|
|
|
|
|
|
Zoru başardılar
Dün gece karla kaplı 19 Mayıs Stadı zorluk derecesi çok yüksek bir maça sahne oldu. F.Bahçe oyuna atak ve disiplinli başladı. G.Birliği fizik gücünü ekonomik kullanmak için kontrollu anlayışı benimsiyordu. F.Bahçe oyunu kanatlara da yayarak üretkenlik sağlamaya çalışıyordu. Van Hooijdonk'un müsait bir kafa vuruşu kalecinin üstüne gittikten kısa süre sonra rakibin alışılmış defans hediyesini Hollandalı golcü klas bir plaseyle değerlendirince skor avantajı yakalandı. Bundan sonra kısa bir şok geçiren G.Birliği kendi klasiğine dönerek yüksek tempolu bir ofansif futbolla devre sonuna kadar yüklendi. Bu bölümde Fenerbahçe'nin her zamanki sıkıntısı gündeme geldi.
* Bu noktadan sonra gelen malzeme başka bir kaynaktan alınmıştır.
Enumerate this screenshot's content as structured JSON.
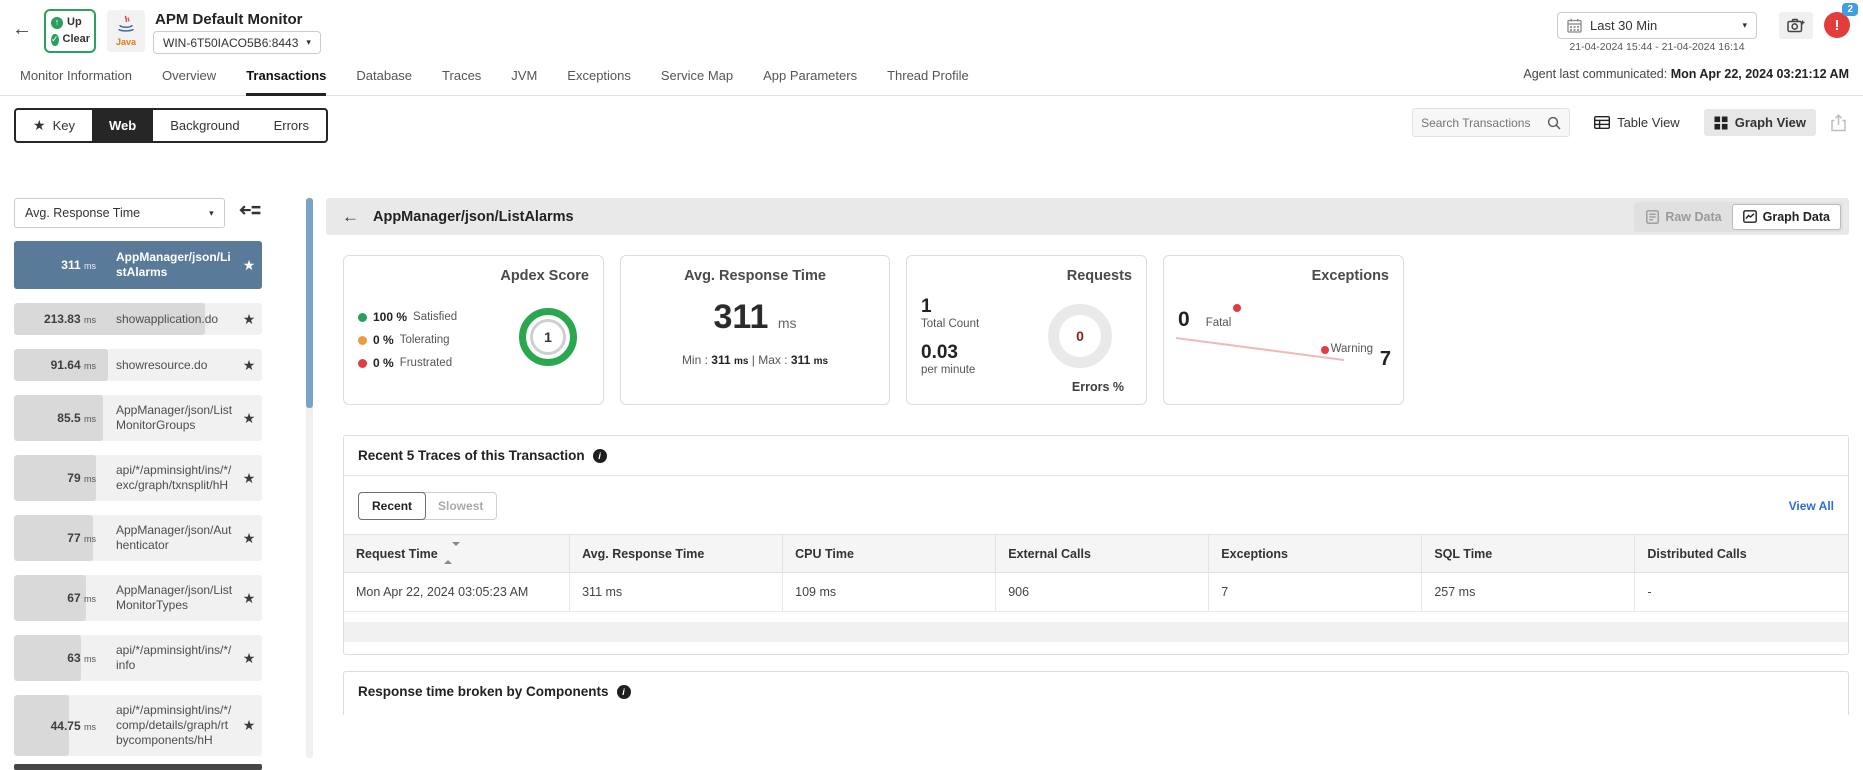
{
  "icons": {
    "back_arrow": "←",
    "star": "★",
    "caret": "▾",
    "check": "✓",
    "up_arrow": "↑",
    "exclaim": "!",
    "info": "i"
  },
  "header": {
    "status": {
      "up": "Up",
      "clear": "Clear"
    },
    "app_type": "Java",
    "title": "APM Default Monitor",
    "host": "WIN-6T50IACO5B6:8443",
    "time_range": {
      "label": "Last 30 Min",
      "range": "21-04-2024 15:44 - 21-04-2024 16:14"
    },
    "alert_count": "2",
    "agent_label": "Agent last communicated: ",
    "agent_value": "Mon Apr 22, 2024 03:21:12 AM"
  },
  "nav_tabs": [
    "Monitor Information",
    "Overview",
    "Transactions",
    "Database",
    "Traces",
    "JVM",
    "Exceptions",
    "Service Map",
    "App Parameters",
    "Thread Profile"
  ],
  "subtabs": {
    "key": "Key",
    "web": "Web",
    "background": "Background",
    "errors": "Errors"
  },
  "toolbar": {
    "search_placeholder": "Search Transactions",
    "table_view": "Table View",
    "graph_view": "Graph View"
  },
  "sidebar": {
    "metric_dropdown": "Avg. Response Time",
    "unit": "ms",
    "items": [
      {
        "time": "311",
        "label": "AppManager/json/ListAlarms",
        "bar_pct": 100,
        "selected": true
      },
      {
        "time": "213.83",
        "label": "showapplication.do",
        "bar_pct": 77
      },
      {
        "time": "91.64",
        "label": "showresource.do",
        "bar_pct": 38
      },
      {
        "time": "85.5",
        "label": "AppManager/json/ListMonitorGroups",
        "bar_pct": 36
      },
      {
        "time": "79",
        "label": "api/*/apminsight/ins/*/exc/graph/txnsplit/hH",
        "bar_pct": 33
      },
      {
        "time": "77",
        "label": "AppManager/json/Authenticator",
        "bar_pct": 32
      },
      {
        "time": "67",
        "label": "AppManager/json/ListMonitorTypes",
        "bar_pct": 29
      },
      {
        "time": "63",
        "label": "api/*/apminsight/ins/*/info",
        "bar_pct": 27
      },
      {
        "time": "44.75",
        "label": "api/*/apminsight/ins/*/comp/details/graph/rtbycomponents/hH",
        "bar_pct": 22
      }
    ]
  },
  "main": {
    "title": "AppManager/json/ListAlarms",
    "raw_data": "Raw Data",
    "graph_data": "Graph Data",
    "cards": {
      "apdex": {
        "title": "Apdex Score",
        "score": "1",
        "satisfied_pct": "100 %",
        "satisfied": "Satisfied",
        "tolerating_pct": "0 %",
        "tolerating": "Tolerating",
        "frustrated_pct": "0 %",
        "frustrated": "Frustrated",
        "colors": {
          "satisfied": "#27a05a",
          "tolerating": "#eb9d3e",
          "frustrated": "#e23b41",
          "ring": "#2aa84f"
        }
      },
      "avg_response": {
        "title": "Avg. Response Time",
        "value": "311",
        "unit": "ms",
        "min_label": "Min : ",
        "min_value": "311",
        "min_unit": "ms",
        "sep": " | ",
        "max_label": "Max : ",
        "max_value": "311",
        "max_unit": "ms"
      },
      "requests": {
        "title": "Requests",
        "total": "1",
        "total_label": "Total Count",
        "per_minute": "0.03",
        "per_minute_label": "per minute",
        "errors_value": "0",
        "errors_label": "Errors %"
      },
      "exceptions": {
        "title": "Exceptions",
        "fatal_value": "0",
        "fatal_label": "Fatal",
        "warning_label": "Warning",
        "warning_value": "7"
      }
    },
    "traces": {
      "title": "Recent 5 Traces of this Transaction",
      "recent": "Recent",
      "slowest": "Slowest",
      "view_all": "View All",
      "columns": [
        "Request Time",
        "Avg. Response Time",
        "CPU Time",
        "External Calls",
        "Exceptions",
        "SQL Time",
        "Distributed Calls"
      ],
      "rows": [
        [
          "Mon Apr 22, 2024 03:05:23 AM",
          "311 ms",
          "109 ms",
          "906",
          "7",
          "257 ms",
          "-"
        ]
      ]
    },
    "components": {
      "title": "Response time broken by Components"
    }
  }
}
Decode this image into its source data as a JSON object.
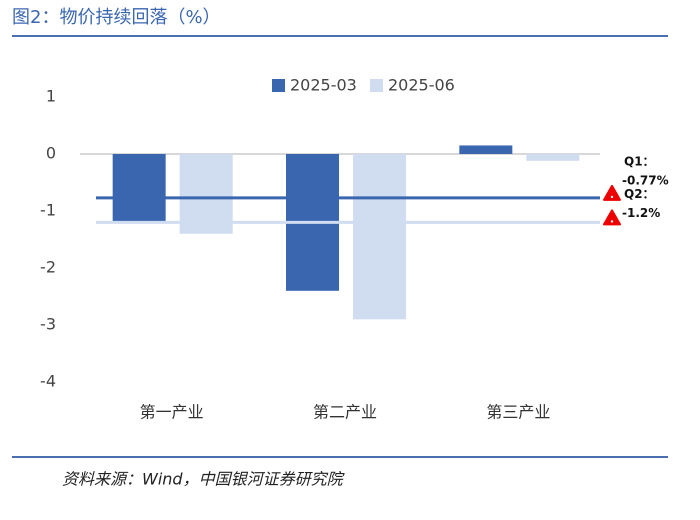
{
  "chart_data": {
    "type": "bar",
    "title": "图2：物价持续回落（%）",
    "source": "资料来源：Wind，中国银河证券研究院",
    "categories": [
      "第一产业",
      "第二产业",
      "第三产业"
    ],
    "series": [
      {
        "name": "2025-03",
        "color": "#3a66b0",
        "values": [
          -1.2,
          -2.4,
          0.15
        ]
      },
      {
        "name": "2025-06",
        "color": "#d0dcf0",
        "values": [
          -1.4,
          -2.9,
          -0.12
        ]
      }
    ],
    "reference_lines": [
      {
        "name": "Q1：",
        "value": -0.77,
        "value_label": "-0.77%",
        "color": "#3a66b0"
      },
      {
        "name": "Q2：",
        "value": -1.2,
        "value_label": "-1.2%",
        "color": "#d0dcf0"
      }
    ],
    "ylim": [
      -4,
      1
    ],
    "yticks": [
      1,
      0,
      -1,
      -2,
      -3,
      -4
    ],
    "grid": false
  }
}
Top yaparak rakibin temposunu kıramadılar, yoğun baskı altında arka arkaya ciddi kale önü tehlikeleri yaşadılar. Bir gol atan, kendi kalesinde de çizgiden iki golü çıkaran Van Hooijdonk takımı adına bu devreye imza attı. İkinci yarıda da G.Birliği'nin baskısı vardı. F.Bahçe geride saklanarak, alan daraltarak skoru tutup, hem rakibinin yorulmasını bekliyor hem de kontratak planları düşünüyordu. Ama hiçbirisi olmadı. Fenerbahçe hiçbir ofansif girişim yapamazken, G.Birliği'nin de temposu 90. dakikaya kadar düşmedi. Bu sıkıntılı dönemde Daum önemli bir yanlış yaptı. Orta sahada koşan, mücadele eden tek adamı, Aurelio'yu çıkarıp Rebrov'u sahaya sürdü. Böyle olunca Fenerbahçe'yi daha zor anlar beklemeye başladı. Ama defans blokunun tümünün cansiperane mücadelesi, ayrıca Tomas-Luciano ikilisinin uyumları ve konstrasyonları ve de kaleci Recep'in kritik kurtarışları takıma çok çok önemli bir üç puan kazandırdı.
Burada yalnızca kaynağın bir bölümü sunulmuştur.